The bank’s monetary policy committee now sees the path of demand to be “materially stronger” than in the February Report, albeit still subdued by historical standards, media reports said.
“The improved outlook reflected stronger global growth, lower energy prices, the fiscal support in the Spring Budget, and the possibility that a tight labour market would lead to lower precautionary saving by households,” BoE said in a statement.
The UK central bank also hiked its key interest rate by 25 basis points to 4.5 percent, the highest level in almost 15 years, as it bids to cool sky-high inflation.
The bank said in February that it expected GDP to fall slightly throughout 2023 and Q1 of 2024 as high energy prices weigh on spending.
“This forecast is consistent with the technical definition of recession which is at least two quarters of falling output,” it had said.
The central bank staff now expects underlying UK GDP to grow by around 0.2 percent in both 2023 Q1 and Q2, compared to expectations in the February report of negative growth.
The bank also said the unemployment rate is now projected to remain below 4 percent until the end of 2024, before rising over the second half of the forecast period to around 4.5 percent.

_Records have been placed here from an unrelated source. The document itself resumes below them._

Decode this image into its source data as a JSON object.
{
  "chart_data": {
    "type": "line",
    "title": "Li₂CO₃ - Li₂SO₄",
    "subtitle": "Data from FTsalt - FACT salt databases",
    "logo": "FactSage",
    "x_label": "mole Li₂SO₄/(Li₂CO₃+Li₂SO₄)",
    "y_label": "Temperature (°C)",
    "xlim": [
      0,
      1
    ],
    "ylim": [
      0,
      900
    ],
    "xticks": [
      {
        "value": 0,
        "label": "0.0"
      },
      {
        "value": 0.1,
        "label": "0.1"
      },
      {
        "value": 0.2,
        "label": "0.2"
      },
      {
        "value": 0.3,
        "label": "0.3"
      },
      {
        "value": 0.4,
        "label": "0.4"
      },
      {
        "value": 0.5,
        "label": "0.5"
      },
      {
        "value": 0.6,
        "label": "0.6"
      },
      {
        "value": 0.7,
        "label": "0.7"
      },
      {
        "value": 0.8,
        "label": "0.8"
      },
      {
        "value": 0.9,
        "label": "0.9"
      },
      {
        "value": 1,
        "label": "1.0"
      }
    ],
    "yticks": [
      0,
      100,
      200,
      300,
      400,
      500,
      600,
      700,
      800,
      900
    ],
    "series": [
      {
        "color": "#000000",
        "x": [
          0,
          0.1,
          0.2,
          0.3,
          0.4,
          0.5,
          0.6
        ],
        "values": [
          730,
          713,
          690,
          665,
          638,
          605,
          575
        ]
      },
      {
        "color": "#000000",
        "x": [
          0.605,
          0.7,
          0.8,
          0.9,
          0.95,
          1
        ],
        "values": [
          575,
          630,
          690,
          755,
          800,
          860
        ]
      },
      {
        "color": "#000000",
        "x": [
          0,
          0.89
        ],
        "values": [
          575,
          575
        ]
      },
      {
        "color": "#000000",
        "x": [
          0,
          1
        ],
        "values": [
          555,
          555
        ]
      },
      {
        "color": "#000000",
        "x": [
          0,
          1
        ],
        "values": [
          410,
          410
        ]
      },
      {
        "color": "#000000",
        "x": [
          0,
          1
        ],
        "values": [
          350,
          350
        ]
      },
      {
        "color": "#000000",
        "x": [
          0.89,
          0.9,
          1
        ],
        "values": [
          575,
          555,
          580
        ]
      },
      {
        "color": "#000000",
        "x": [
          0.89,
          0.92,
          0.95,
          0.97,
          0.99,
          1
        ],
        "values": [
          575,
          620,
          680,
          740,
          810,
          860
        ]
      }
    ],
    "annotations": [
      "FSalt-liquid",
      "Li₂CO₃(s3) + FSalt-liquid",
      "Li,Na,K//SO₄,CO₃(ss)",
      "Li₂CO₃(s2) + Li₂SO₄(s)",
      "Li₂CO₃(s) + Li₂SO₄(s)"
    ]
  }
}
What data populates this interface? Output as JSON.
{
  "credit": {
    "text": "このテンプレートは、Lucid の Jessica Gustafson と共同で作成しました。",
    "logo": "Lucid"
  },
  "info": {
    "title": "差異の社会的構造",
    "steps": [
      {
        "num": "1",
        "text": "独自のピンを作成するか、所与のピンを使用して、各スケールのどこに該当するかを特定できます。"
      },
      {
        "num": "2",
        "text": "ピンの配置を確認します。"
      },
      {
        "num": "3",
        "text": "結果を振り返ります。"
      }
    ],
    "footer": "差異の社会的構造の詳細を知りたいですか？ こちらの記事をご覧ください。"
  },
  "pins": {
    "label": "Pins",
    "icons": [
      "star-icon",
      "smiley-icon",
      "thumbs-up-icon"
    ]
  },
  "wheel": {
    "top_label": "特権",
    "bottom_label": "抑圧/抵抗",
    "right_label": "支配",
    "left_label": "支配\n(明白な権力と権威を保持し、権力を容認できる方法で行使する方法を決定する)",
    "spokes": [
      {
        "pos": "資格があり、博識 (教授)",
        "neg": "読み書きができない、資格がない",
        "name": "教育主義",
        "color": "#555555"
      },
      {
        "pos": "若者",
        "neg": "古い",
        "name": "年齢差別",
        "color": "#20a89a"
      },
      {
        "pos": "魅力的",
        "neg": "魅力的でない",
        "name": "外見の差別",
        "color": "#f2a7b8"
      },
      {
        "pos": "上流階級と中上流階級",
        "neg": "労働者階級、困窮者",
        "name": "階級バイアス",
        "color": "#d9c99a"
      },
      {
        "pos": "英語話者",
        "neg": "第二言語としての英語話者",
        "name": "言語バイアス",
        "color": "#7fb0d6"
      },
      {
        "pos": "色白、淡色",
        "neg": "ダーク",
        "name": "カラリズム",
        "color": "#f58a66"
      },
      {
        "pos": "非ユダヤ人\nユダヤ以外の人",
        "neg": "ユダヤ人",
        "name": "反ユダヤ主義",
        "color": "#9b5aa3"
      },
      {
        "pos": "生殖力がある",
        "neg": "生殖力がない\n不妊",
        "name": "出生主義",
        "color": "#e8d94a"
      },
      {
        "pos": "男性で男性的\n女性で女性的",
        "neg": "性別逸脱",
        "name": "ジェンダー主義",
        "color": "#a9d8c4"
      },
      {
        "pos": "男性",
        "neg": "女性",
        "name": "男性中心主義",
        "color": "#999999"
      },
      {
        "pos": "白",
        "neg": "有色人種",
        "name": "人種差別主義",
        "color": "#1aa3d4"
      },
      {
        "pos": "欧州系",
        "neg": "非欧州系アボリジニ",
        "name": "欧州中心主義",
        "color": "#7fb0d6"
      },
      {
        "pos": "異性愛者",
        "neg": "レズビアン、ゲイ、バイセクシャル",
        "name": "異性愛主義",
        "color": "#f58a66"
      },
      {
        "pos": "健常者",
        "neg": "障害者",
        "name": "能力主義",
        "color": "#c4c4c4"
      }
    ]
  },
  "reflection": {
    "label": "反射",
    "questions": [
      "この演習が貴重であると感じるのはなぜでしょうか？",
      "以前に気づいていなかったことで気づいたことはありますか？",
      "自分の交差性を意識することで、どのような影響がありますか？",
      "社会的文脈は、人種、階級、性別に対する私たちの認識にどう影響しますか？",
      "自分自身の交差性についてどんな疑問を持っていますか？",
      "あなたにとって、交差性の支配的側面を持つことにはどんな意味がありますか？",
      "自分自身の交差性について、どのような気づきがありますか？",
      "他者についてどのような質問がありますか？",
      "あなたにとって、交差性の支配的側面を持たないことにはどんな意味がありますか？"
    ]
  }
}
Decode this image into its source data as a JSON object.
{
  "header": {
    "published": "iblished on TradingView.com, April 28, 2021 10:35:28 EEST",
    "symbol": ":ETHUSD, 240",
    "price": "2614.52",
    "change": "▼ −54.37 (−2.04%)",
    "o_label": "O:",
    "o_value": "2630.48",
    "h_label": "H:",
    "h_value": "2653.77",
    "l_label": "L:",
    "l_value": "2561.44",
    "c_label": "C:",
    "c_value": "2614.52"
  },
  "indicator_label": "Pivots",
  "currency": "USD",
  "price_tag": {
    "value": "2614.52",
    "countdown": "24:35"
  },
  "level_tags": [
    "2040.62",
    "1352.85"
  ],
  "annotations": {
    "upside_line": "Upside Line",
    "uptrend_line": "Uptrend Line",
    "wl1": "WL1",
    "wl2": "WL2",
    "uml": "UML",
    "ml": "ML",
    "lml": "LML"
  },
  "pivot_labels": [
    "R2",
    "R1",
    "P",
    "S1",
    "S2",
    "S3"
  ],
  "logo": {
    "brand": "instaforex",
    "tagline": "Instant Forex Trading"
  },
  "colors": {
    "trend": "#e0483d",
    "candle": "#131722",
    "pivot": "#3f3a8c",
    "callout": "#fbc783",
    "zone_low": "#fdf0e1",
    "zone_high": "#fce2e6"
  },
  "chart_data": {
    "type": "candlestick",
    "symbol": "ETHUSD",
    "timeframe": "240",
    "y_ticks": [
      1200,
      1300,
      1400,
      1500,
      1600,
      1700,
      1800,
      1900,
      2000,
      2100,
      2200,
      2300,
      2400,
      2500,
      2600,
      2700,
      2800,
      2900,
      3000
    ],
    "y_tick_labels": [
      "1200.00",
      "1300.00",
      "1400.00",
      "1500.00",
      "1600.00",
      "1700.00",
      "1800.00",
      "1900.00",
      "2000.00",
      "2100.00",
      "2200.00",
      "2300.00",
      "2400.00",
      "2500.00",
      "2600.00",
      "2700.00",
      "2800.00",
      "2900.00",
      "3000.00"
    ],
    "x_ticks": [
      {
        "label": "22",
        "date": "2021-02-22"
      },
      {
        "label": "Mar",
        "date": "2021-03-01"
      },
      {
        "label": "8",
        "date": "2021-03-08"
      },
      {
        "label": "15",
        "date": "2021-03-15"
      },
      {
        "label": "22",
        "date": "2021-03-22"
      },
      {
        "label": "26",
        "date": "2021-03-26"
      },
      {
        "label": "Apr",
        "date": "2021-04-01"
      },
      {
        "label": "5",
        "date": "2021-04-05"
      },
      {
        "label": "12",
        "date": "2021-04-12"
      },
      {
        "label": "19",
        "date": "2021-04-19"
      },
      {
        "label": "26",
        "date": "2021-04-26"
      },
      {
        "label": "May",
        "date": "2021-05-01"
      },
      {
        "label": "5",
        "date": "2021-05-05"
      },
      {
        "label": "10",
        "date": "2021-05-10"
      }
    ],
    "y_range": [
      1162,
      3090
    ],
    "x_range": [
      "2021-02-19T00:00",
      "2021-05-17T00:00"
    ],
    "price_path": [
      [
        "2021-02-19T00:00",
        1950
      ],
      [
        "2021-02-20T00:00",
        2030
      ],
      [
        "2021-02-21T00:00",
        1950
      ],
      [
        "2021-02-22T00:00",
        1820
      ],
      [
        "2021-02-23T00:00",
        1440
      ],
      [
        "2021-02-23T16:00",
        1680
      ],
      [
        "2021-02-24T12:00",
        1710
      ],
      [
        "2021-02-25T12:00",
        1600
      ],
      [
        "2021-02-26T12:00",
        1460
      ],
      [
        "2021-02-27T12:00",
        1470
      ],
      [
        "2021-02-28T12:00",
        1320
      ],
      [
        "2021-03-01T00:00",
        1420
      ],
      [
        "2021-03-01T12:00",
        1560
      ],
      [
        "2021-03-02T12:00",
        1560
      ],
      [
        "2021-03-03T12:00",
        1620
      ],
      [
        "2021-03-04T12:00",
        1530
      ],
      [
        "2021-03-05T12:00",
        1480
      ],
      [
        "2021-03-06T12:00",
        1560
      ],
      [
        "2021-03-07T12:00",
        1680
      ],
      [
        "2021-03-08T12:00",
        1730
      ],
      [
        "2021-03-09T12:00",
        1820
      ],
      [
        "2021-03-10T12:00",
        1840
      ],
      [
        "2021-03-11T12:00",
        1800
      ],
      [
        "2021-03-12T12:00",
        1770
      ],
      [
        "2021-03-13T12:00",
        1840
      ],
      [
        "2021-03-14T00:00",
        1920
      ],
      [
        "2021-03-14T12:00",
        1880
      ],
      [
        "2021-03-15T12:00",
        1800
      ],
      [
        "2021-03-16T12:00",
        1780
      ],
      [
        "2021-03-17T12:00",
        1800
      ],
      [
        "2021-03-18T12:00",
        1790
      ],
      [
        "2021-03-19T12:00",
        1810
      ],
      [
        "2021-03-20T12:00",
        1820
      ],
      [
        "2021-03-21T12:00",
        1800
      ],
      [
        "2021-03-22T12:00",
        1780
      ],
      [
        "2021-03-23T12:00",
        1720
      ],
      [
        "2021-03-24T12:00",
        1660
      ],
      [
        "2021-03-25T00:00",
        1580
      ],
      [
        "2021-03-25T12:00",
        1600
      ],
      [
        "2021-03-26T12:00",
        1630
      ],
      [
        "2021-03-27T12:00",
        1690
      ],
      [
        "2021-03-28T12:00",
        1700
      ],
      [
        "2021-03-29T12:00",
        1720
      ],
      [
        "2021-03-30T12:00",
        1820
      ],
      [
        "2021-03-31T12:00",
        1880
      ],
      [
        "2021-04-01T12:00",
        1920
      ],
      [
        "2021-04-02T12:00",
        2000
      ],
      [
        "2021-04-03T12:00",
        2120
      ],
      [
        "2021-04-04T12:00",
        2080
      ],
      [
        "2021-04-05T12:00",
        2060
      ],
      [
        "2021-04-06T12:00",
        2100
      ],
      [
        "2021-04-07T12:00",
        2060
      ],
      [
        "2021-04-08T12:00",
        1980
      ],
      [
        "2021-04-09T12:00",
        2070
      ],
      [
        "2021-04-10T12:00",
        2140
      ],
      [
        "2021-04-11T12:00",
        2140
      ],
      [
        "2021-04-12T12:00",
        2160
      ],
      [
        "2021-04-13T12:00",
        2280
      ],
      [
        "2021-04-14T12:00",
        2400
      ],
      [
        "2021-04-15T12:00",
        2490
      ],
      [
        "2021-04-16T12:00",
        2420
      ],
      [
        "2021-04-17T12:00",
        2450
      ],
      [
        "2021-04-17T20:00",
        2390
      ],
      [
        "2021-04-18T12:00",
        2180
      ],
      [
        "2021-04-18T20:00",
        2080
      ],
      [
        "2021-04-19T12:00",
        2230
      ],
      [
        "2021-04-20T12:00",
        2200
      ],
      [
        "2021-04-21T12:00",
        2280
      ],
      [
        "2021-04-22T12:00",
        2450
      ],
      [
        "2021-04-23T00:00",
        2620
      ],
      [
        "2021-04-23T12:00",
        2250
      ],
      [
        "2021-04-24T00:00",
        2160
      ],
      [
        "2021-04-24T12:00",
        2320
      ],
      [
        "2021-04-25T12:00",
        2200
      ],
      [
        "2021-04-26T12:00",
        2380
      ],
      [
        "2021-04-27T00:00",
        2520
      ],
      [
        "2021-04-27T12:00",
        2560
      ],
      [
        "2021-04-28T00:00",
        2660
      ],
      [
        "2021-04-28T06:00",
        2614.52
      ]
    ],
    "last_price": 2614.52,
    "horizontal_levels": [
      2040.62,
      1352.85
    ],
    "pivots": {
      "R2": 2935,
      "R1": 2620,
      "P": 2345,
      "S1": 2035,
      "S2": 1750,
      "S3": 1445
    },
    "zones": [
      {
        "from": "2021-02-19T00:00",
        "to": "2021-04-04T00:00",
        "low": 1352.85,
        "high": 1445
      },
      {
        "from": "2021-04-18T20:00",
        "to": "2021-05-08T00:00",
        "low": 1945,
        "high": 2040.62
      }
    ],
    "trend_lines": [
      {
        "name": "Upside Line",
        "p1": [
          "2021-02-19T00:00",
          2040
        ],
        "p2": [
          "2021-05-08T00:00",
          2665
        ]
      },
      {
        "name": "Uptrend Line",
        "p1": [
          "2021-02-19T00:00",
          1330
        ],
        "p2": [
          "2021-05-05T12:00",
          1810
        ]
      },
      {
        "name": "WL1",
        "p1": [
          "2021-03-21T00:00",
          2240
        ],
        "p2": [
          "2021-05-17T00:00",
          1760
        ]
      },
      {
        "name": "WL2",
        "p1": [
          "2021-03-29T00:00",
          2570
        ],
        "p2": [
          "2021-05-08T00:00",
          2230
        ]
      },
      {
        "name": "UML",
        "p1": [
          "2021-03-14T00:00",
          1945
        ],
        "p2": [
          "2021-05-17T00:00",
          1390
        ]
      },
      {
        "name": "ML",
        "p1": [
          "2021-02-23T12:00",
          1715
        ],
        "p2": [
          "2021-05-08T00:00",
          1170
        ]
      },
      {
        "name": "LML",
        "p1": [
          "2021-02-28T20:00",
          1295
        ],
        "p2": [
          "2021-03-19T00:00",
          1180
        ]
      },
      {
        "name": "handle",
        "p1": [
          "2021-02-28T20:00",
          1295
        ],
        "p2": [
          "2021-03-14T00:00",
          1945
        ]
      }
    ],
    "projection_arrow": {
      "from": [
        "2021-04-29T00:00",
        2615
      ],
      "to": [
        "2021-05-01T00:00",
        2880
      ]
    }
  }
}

The BOE’s unprecedented string of 12 consecutive rate hikes has pushed mortgage costs higher.
Though the UK central bank no longer predicts recession, it now expects inflation to fall slower than it had hoped, mainly due to the unexpectedly big and persistent rises in food prices.
The bank said that CPI inflation was 10.2 percent in 2023 Q1, higher than expected at the time of the February meeting.